Not surprisingly, many places near Borodino were named after the heroes of the Great Patriotic War of 1812. One station on the way to Borodino is Tuchkovo, named after General Alexander Tuchkov, a hero of Borodino—the “Tuchkov battery” was one of the strongest points of resistance to the French. But the most beloved homage to Tuchkov is Spaso-Borodinsky (Borodino’s Savior) Convent. Established eight years after the battle by the general’s widow, Margarita Tuchkova, the convent stands on the site of the Tuchkov battery.

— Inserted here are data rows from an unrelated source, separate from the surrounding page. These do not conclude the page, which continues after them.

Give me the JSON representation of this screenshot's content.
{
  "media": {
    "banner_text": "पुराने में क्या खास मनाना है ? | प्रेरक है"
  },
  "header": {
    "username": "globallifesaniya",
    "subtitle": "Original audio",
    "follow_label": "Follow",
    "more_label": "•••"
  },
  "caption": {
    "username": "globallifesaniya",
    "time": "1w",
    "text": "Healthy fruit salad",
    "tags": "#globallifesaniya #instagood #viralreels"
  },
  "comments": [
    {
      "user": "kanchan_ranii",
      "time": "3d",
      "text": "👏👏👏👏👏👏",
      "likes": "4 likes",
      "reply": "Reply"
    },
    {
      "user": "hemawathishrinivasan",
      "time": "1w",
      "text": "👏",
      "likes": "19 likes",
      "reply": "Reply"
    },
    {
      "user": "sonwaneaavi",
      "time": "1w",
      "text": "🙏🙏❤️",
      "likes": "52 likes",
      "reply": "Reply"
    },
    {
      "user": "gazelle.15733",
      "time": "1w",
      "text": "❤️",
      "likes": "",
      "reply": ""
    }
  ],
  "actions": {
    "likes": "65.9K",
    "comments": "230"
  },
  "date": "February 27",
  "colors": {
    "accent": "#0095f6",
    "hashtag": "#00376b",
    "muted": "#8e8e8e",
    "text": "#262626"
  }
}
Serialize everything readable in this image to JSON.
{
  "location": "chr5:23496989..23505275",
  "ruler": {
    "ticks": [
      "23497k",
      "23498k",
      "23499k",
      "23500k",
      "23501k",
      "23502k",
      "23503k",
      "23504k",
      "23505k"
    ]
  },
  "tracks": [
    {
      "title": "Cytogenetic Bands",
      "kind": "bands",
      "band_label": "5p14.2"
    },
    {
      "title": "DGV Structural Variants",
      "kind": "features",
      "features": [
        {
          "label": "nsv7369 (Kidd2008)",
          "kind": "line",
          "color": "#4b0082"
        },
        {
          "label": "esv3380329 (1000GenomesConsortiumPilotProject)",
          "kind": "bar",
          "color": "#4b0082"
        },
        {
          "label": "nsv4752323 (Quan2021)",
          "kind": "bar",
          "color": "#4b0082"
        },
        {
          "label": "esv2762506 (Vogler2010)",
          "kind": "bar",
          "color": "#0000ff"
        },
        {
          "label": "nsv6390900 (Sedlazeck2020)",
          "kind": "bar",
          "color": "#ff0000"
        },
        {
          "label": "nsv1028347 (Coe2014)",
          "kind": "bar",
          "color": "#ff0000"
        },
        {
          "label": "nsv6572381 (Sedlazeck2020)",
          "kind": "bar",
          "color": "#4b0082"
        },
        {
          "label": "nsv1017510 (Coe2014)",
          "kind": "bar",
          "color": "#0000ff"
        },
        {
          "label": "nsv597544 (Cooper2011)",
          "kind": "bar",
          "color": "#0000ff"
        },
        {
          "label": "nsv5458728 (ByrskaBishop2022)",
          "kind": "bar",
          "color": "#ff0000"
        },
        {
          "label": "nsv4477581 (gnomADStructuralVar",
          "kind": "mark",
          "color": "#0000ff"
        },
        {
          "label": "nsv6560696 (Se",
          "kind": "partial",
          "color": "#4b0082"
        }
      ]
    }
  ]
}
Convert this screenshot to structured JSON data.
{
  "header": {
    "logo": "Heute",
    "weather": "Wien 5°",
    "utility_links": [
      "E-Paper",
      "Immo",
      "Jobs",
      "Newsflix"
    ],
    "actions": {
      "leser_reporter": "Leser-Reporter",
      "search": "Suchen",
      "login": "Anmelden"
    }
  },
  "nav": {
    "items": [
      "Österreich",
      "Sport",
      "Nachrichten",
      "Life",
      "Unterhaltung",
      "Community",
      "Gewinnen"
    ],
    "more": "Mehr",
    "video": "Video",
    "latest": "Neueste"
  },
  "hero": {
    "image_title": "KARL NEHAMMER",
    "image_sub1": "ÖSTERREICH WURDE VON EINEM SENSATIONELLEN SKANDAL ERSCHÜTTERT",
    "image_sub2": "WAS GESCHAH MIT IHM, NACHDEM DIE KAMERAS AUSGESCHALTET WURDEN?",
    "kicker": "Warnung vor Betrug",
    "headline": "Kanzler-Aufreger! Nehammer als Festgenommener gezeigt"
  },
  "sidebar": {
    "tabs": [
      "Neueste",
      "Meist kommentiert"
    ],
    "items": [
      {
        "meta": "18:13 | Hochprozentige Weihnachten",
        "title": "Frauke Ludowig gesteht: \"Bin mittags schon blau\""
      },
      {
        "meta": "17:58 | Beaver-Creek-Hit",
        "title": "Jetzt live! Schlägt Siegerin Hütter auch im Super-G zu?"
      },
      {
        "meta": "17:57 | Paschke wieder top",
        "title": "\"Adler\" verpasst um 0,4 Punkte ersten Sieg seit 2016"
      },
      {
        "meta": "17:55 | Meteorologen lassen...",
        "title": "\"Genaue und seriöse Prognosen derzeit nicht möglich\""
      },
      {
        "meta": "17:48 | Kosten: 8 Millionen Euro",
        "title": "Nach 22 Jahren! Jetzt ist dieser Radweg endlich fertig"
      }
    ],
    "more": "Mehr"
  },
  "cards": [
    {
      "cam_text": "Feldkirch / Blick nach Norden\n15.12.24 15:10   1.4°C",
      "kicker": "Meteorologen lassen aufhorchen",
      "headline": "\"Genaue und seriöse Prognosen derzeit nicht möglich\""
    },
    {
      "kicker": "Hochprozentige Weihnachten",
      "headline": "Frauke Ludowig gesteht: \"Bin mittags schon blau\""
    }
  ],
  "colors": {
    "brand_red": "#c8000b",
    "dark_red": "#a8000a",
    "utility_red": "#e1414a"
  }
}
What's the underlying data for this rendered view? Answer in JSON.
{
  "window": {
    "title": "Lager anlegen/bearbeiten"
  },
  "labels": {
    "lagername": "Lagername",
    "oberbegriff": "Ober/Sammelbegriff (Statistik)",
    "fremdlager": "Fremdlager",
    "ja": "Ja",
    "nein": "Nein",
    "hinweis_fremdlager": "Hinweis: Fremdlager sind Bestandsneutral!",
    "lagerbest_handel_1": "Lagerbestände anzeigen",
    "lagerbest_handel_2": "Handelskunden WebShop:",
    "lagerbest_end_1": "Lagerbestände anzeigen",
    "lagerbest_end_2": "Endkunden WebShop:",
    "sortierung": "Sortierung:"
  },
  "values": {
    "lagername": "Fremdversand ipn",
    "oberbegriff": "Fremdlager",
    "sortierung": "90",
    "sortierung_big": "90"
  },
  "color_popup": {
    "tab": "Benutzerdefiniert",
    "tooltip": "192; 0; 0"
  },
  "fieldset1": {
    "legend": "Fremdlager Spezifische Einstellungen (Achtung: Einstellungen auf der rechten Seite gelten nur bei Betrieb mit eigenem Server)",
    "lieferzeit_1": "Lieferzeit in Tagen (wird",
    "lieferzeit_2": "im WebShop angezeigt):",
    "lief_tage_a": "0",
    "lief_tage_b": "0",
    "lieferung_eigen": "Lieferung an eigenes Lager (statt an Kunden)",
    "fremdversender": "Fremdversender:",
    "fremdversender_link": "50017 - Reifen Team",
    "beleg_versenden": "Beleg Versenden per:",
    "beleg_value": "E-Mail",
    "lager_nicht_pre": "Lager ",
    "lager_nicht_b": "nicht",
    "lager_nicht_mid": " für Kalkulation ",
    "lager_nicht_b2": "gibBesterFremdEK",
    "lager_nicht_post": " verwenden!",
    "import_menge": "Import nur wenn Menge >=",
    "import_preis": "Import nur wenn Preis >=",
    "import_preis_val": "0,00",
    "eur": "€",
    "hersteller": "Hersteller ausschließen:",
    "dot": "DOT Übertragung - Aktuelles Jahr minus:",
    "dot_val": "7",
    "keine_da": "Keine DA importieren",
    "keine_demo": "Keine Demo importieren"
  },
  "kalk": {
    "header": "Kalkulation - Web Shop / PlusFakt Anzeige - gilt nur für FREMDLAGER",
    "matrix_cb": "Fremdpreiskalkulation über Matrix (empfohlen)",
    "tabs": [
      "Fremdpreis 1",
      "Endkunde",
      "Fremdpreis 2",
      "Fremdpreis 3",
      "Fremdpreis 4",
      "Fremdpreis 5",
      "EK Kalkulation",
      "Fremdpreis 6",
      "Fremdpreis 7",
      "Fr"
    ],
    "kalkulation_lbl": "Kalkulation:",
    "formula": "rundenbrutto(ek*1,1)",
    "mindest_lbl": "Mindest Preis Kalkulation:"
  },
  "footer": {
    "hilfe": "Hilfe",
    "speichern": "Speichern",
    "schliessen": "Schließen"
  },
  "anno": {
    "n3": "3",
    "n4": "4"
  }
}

The story of Tuchkova and her convent holds a special place in Russian history. Margarita Tuchkova’s father was of the noble family Naryshkin (Natalya Naryshkina was the mother of Peter the Great). Her mother’s roots were equally esteemed—she was a Volkonsky. At 16, the pretty, well-educated Margarita was married off to a man who turned out to be a scandalous rake. A divorce was arranged and Margarita retreated to her parents’ protection. At about this time, she fell in love with Alexander Tuchkov, a handsome officer of the Revel regiment. At first, Margarita’s parents refused Tuchkov’s proposal of marriage, fearing a repeat scandal. But he persisted and, in 1806, at the age of 25, Margarita married Alexander Tuchkov. She was utterly devoted to him and he to her. She even accompanied him on his long campaigns, acting as nursemaid to the wounded. In 1811, during a long march, Margarita gave birth to a son, Nikolai.